Through the nurses who danced with my baby just so I could use the restroom, to the parking attendant who didn’t charge me when I lost my ticket at the hospital. To the cancer moms I met who understood my heart without having to say a word, and our parents who never left our sides. In the bright blue backpack that would literally save us countless times (and that we still use to this day), with a hand written note inside reading “You are not alone.” And in the 12 strangers who showed up in our backyard and built a playset my babies could play on every single day so that they didn’t have to face the burden of pediatric cancer, they could simply just play and be together.
Roc Solid came into our lives and for the first time, I felt like I had the strength to start picking up the pieces. The hope they gave us was so much more than a playset, they reminded me that there was still good in the world, and it was ok to accept it. Cancer and joy are not two words you would typically pair together, but that’s the lens the Roc Solid family helped me start looking through.
“It’s as simple as that…we GET to.”
Olive recently started preschool and her teacher pulled me aside after school one day and said, “Hey you know Olive had a really hard time using her listening ears today, and she wasn’t sharing her toys, and when we tried to talk to her about it, she started laughing at us…” I made it back to the car, called my husband and we both started laughing and I said to him “How amazing is this? Olive got in trouble at school!”
I know most parents would be disappointed or upset but I was just so happy she GETS to go to school!
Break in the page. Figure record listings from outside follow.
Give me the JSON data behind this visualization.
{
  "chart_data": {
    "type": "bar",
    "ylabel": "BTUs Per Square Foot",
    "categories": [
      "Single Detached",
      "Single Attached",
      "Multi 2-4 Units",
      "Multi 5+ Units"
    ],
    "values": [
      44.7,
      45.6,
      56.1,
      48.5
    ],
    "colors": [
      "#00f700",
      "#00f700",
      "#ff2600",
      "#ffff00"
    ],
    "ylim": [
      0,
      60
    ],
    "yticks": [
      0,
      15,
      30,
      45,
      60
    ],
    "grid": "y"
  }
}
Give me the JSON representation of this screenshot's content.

And it’s as simple as that… we GET to. So much of our daily lives “pre diagnosis” was lived with a “we HAVE to” mentality.
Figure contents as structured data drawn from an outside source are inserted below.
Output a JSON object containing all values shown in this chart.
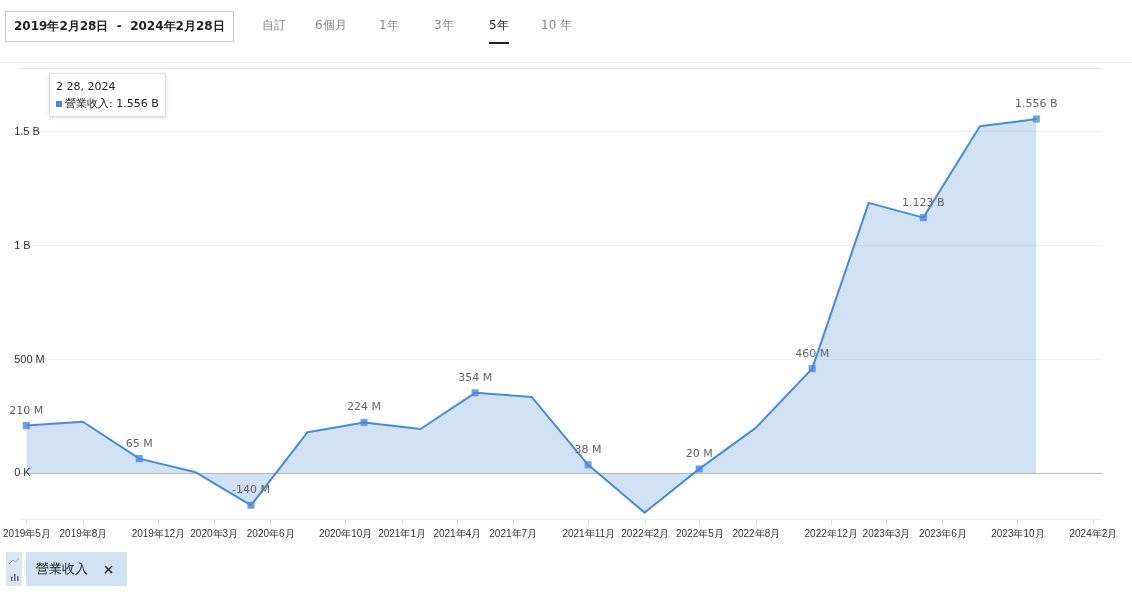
{
  "chart_data": {
    "type": "area",
    "annotations": [
      "2019年2月28日  -  2024年2月28日",
      "自訂",
      "6個月",
      "1年",
      "3年",
      "5年",
      "10 年",
      "2 28, 2024",
      "營業收入: 1.556 B"
    ],
    "x": [
      "2019-04-30",
      "2019-07-31",
      "2019-10-31",
      "2020-01-31",
      "2020-04-30",
      "2020-07-31",
      "2020-10-31",
      "2021-01-31",
      "2021-04-30",
      "2021-07-31",
      "2021-10-31",
      "2022-01-31",
      "2022-04-30",
      "2022-07-31",
      "2022-10-31",
      "2023-01-31",
      "2023-04-30",
      "2023-07-31",
      "2023-10-31"
    ],
    "series": [
      {
        "name": "營業收入",
        "color": "#4a8ad8",
        "values": [
          210000000,
          227000000,
          65000000,
          5000000,
          -140000000,
          181000000,
          224000000,
          195000000,
          354000000,
          336000000,
          38000000,
          -172000000,
          20000000,
          200000000,
          460000000,
          1188000000,
          1123000000,
          1524000000,
          1556000000
        ],
        "value_labels": [
          "210 M",
          null,
          "65 M",
          null,
          "-140 M",
          null,
          "224 M",
          null,
          "354 M",
          null,
          "38 M",
          null,
          "20 M",
          null,
          "460 M",
          null,
          "1.123 B",
          null,
          "1.556 B"
        ]
      }
    ],
    "xlim": [
      "2019-04-20",
      "2024-02-15"
    ],
    "xticks": [
      {
        "value": "2019-05-01",
        "label": "2019年5月"
      },
      {
        "value": "2019-08-01",
        "label": "2019年8月"
      },
      {
        "value": "2019-12-01",
        "label": "2019年12月"
      },
      {
        "value": "2020-03-01",
        "label": "2020年3月"
      },
      {
        "value": "2020-06-01",
        "label": "2020年6月"
      },
      {
        "value": "2020-10-01",
        "label": "2020年10月"
      },
      {
        "value": "2021-01-01",
        "label": "2021年1月"
      },
      {
        "value": "2021-04-01",
        "label": "2021年4月"
      },
      {
        "value": "2021-07-01",
        "label": "2021年7月"
      },
      {
        "value": "2021-11-01",
        "label": "2021年11月"
      },
      {
        "value": "2022-02-01",
        "label": "2022年2月"
      },
      {
        "value": "2022-05-01",
        "label": "2022年5月"
      },
      {
        "value": "2022-08-01",
        "label": "2022年8月"
      },
      {
        "value": "2022-12-01",
        "label": "2022年12月"
      },
      {
        "value": "2023-03-01",
        "label": "2023年3月"
      },
      {
        "value": "2023-06-01",
        "label": "2023年6月"
      },
      {
        "value": "2023-10-01",
        "label": "2023年10月"
      },
      {
        "value": "2024-02-01",
        "label": "2024年2月"
      }
    ],
    "ylim": [
      -200000000,
      1780000000
    ],
    "yticks": [
      {
        "value": 0,
        "label": "0 K"
      },
      {
        "value": 500000000,
        "label": "500 M"
      },
      {
        "value": 1000000000,
        "label": "1 B"
      },
      {
        "value": 1500000000,
        "label": "1.5 B"
      }
    ],
    "grid": "y",
    "legend": "bottom left",
    "marker": "square",
    "line_style": "solid"
  }
}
The laundry can wait, the dishes will get done…the list goes on and on… but for now the kids can sleep in my bed as long as they want, or climb all over me while I’m trying to work from home, tugging and yelling, “mama, mama look at this” and I’ll stop and look because it’s one more opportunity for me to hold them tighter, savor the smell of their skin, count their freckles, and kiss their little cherub cheeks because now I’m completely aware that I GET to.
Don’t get me wrong, the stresses of daily life still affect me, and things are far from perfect. I still lose my cool, get frustrated at my kids, and yell and cry when I’m feeling burned out.
Cancer didn’t make the “messy” disappear—as a matter of fact, it illuminated the mess so much more. Now there is this beaming spotlight on just how much I took for granted every day, how much emphasis I put on the wrong things.
Life is forever changed.
Next month, my daughter will be declared in “remission” for one full year.
Sometimes I feel more lost than I did when we were in the trenches of treatment. Life is forever changed. I don’t even know what normal means anymore, but you know what? Cheers to creating a new normal one day at a time, because it’s literally all we’ve got and what we GET to do!
An author once said, “Celebration brings joy into life, and joy makes us strong.”
Because of the hope given to my family I was able to see the joy in this journey. But what if we were able to see joy in the thousand tiny things we get to celebrate daily? If we celebrated the small, we would experience more joy. And that joy could make us strong.
I urge you to see the joy that will come in the morning. I promise you—it is there.
Roc Solid gives so much more than blue backpacks and playsets. Cancer may be unpredictable, but HOPE, hope is guaranteed.